Librarians are often asked why universities still need libraries to allow students and researchers to gain access to books, data, and journals for their research. After all, as the question goes, “Why do we need a library? Isn’t everything available online?”

It isn’t surprising that many people equate “online” with “free for everyone to read.”

Anyone with access to the internet, after all, can read newspapers on Google News without ever paying a penny. When we run across an occasional news article behind a paywall, we all know that most of the daily news reporting is pretty interchangeable–except for the opinion pages–so we just click through to something that’s free.

We can also google a topic such as “digital natives” and find multiple free articles from sources such as Wikipedia, Mashable, The Atlantic, The Huffington Post, and Inside Higher Ed.

Given that we can find so much information online for free, many people assume that just about everything they need to do their research and write their papers is online and free to read. Yet, this is not the case. Simply put: peer-reviewed research published in scholarly journals is rarely, if ever, free.

Here are a few things to bear in mind about scholarly publishing:

  • Most of the free online content is supported by advertising dollars. It is “free” in the same sense that network TV is “free” compared to Netflix or HBO; however, people pay for network TV by buying the products advertised and encouraging companies to continue to pay the networks for advertising.
  • Most scholarly journals, like The Journal of the American Medical Association or Journal of Conflict Resolution, are behind paywalls. Most scholarly publishers are either for-profit enterprises such as Elsevier and Springer or non-profits like The American Chemical Society and seek to make as much money as possible from their journals in order to plow the money back into their operations. The CMU Libraries pays the publishers to allow CMU users to access their content. When someone logs in with their Global ID, they are recognized as a legitimate user and can search and read the articles. No Global ID, no access.
  • Sometimes, when a student is googling on campus, they’ll find articles from scholarly publishers such as Elsevier and Springer in their search results and they will have what looks like free access to the content. CMU Libraries, however, has agreements with these publishers that allow their articles to appear in Google searches when the user is on-campus. If a student were to do the same search off-campus, a paywall would come up and ask them to pay for the same article that was accessible on-campus.
  • There is a movement in the world of scholarly publishing called open access publishing. Journals that are published open access make their money from advertising, subsidy, or by charging authors, who are usually funded by grants, and thus the author’s published work is freely available to readers.
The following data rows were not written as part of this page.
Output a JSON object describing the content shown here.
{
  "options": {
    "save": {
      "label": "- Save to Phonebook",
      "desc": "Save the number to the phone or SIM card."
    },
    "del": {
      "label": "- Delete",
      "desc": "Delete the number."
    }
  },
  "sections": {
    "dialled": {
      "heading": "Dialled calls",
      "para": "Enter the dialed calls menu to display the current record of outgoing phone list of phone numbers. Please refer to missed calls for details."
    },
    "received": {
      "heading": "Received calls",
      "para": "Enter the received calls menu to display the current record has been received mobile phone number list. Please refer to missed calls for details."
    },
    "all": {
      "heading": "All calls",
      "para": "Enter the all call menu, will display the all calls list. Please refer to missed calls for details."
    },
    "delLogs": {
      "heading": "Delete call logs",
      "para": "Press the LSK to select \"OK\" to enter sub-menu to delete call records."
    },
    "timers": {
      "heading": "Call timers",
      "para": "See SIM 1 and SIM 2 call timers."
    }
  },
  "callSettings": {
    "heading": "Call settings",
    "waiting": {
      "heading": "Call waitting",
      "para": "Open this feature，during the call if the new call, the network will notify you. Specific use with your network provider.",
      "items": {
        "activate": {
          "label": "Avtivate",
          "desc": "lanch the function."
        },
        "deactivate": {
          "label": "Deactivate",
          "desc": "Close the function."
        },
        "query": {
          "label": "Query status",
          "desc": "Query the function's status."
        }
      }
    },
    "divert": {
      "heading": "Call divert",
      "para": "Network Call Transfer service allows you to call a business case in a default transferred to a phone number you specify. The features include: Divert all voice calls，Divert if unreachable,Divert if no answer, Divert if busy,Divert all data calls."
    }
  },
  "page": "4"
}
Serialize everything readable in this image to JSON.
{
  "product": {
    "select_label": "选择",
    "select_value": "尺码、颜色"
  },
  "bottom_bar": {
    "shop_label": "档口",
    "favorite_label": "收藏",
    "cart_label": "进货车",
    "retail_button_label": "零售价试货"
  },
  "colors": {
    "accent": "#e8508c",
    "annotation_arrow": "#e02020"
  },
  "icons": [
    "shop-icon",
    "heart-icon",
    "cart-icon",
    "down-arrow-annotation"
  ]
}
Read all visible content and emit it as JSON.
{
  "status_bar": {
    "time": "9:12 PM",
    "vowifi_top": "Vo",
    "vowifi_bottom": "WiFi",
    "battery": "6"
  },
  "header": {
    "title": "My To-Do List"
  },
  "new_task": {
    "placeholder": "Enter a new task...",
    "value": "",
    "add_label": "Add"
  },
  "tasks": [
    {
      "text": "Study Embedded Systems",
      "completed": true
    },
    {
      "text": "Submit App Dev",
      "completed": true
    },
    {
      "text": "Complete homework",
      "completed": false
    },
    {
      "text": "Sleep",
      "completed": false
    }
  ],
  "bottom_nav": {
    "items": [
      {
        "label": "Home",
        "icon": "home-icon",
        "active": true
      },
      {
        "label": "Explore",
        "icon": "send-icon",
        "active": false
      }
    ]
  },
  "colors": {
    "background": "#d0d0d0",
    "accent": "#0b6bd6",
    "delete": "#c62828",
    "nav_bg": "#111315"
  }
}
Only about 15% of published scholarship is open access.
  • Many think-tanks, like the American Enterprise Institute, Center for American Progress, etc. are privately-funded research and advocacy institutions that publish their materials free online because their mission is to shape public opinion in the service of their various ideologies. The materials are free, but readers must be aware of the slant of the sources.
  • CMU Libraries also buys many e-books that are accessible only when users are on-campus or logged in with their Global ID.

There is much going on behind the scenes at the Libraries that makes CMU’s digital collections accessible to CMU users—to say nothing of the 500,000 print books in CMU’s collections that remain centrally important to the research and learning of many students and faculty. So when people ask if we still need a library since “everything’s online”, barring dramatic changes in how scholarly publishers make their materials available to readers, the answer is “yes.”